Ook op IMO-niveau heeft de IWSA voorgesteld om windaandrijving direct op te nemen in de formule voor broeikasgasbrandstofintensiteit (GFI), zodat wind een deel van de vereiste remkracht van het schip vervangt. Hierdoor verschuift het model van puur brandstofgebaseerd naar meer vaartuiggebaseerd, wat weergeeft hoe wind energie bijdraagt.

Interessant is dat FuelEU Maritime een windbeloningsfactor heeft. Schepen met windaandrijving krijgen een emissiebonus van 1-5%, zelfs als ze het systeem niet gebruiken. Belanghebbenden hebben er dus alleen al voordeel bij dat het geïnstalleerd is.

Vooruitkijken naar de toekomst

De toekomst moet worden vormgegeven met een belangrijke gedachte in het achterhoofd: transparantie en eerlijkheid vormen de basis van vertrouwen. We moeten verder kijken dan de marktprijs van brandstof en rekening houden met de werkelijke kosten ervan.

We moeten ook onze blik op emissies verruimen. Broeikasgassen zijn slechts een deel van het plaatje: er zijn bredere emissies die van invloed zijn op het klimaat, waaronder stoffen zoals waterstof, die misschien geen broeikasgassen uitstoten maar toch het klimaat beïnvloeden.
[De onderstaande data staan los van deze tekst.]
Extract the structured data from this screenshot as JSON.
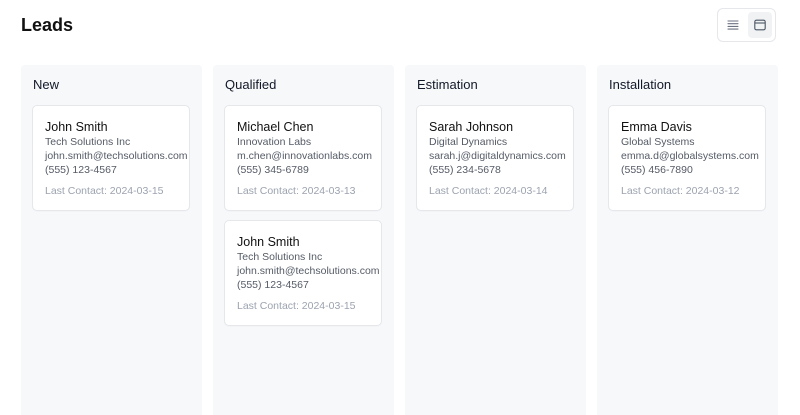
{
  "header": {
    "title": "Leads",
    "view_toggle": {
      "options": [
        "list-view",
        "board-view"
      ],
      "selected": "board-view"
    }
  },
  "columns": [
    {
      "title": "New",
      "cards": [
        {
          "name": "John Smith",
          "company": "Tech Solutions Inc",
          "email": "john.smith@techsolutions.com",
          "phone": "(555) 123-4567",
          "last_contact": "Last Contact: 2024-03-15"
        }
      ]
    },
    {
      "title": "Qualified",
      "cards": [
        {
          "name": "Michael Chen",
          "company": "Innovation Labs",
          "email": "m.chen@innovationlabs.com",
          "phone": "(555) 345-6789",
          "last_contact": "Last Contact: 2024-03-13"
        },
        {
          "name": "John Smith",
          "company": "Tech Solutions Inc",
          "email": "john.smith@techsolutions.com",
          "phone": "(555) 123-4567",
          "last_contact": "Last Contact: 2024-03-15"
        }
      ]
    },
    {
      "title": "Estimation",
      "cards": [
        {
          "name": "Sarah Johnson",
          "company": "Digital Dynamics",
          "email": "sarah.j@digitaldynamics.com",
          "phone": "(555) 234-5678",
          "last_contact": "Last Contact: 2024-03-14"
        }
      ]
    },
    {
      "title": "Installation",
      "cards": [
        {
          "name": "Emma Davis",
          "company": "Global Systems",
          "email": "emma.d@globalsystems.com",
          "phone": "(555) 456-7890",
          "last_contact": "Last Contact: 2024-03-12"
        }
      ]
    }
  ]
}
Het risico waar we voor staan is dat we een weg volgen die leidt tot gestrande activa of grotere problemen creëert dan het oplost. We moeten voorzichtig te werk gaan. Zodra we er zeker van zijn dat we het goed hebben, moeten we versnellen.

Tot slot nog een laatste punt over investeringen: we richten ons vaak op het rendement op investeringen (ROI) op de korte termijn, maar het beleid zou gebaseerd moeten zijn op de totale eigendomskosten. Een schip gaat meer dan 25 tot 30 jaar mee. Het is begrijpelijk dat scheepseigenaren denken aan het overleven van de volgende week of het volgende jaar, maar regelgevers en beleidsmakers moeten rekening houden met de toekomst van de industrie op lange termijn.
We moeten beleidsbeslissingen niet alleen baseren op ROI; we moeten prioriteit geven aan wat het beste is voor de sector op de middellange tot lange termijn.

Bron: dit artikel is bewerkt uit de presentatie van Gavin Allwright tijdens het 2025 GREEN4SEA Singapore Forum.